Neural Networks & Deep Learning
Perceptrons, backpropagation, CNNs, RNNs, transformers, attention mechanism
Neural networks are computational models loosely inspired by the brain. Stacked layers of neurons learn hierarchical representations — from pixels to edges to shapes to objects. Deep Learning refers to neural networks with many (deep) layers, enabling them to tackle complex problems in vision, language, and beyond.
Key Points
- Perceptron: single neuron — weighted sum of inputs plus bias, passed through activation function
- Activation Functions: ReLU (most common), Sigmoid (binary output), Softmax (multi-class probabilities)

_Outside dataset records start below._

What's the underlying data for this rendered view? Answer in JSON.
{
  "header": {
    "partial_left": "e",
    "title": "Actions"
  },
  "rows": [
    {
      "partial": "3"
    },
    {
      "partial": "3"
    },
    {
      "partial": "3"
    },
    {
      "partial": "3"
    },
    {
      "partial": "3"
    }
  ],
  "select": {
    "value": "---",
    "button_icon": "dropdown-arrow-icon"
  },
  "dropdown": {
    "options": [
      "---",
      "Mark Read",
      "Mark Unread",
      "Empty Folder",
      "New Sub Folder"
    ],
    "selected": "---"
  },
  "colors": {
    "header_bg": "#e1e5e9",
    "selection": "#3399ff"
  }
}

- Backpropagation: computes gradients via chain rule; how the network learns from errors
- CNN (Convolutional Neural Network): specialised for images; uses convolutional filters to extract features
- RNN / LSTM: designed for sequences; LSTM solves the vanishing gradient problem
- Transformer: attention-based architecture; processes whole sequences in parallel; basis of GPT, BERT
- Attention Mechanism: allows the model to focus on relevant parts of input — O(n²) complexity
- Batch Normalisation: normalises layer inputs for faster training and stability
- Dropout: randomly zeros neurons during training to prevent overfitting
- Transfer Learning: start with a pre-trained model (e.g., ResNet, BERT); fine-tune on your task
Real-World Example
GPT-4 is a Transformer with an estimated ~1.76 trillion parameters. It was trained on trillions of tokens of text using next-token prediction. The self-attention mechanism is what enables it to understand long-range context within a conversation.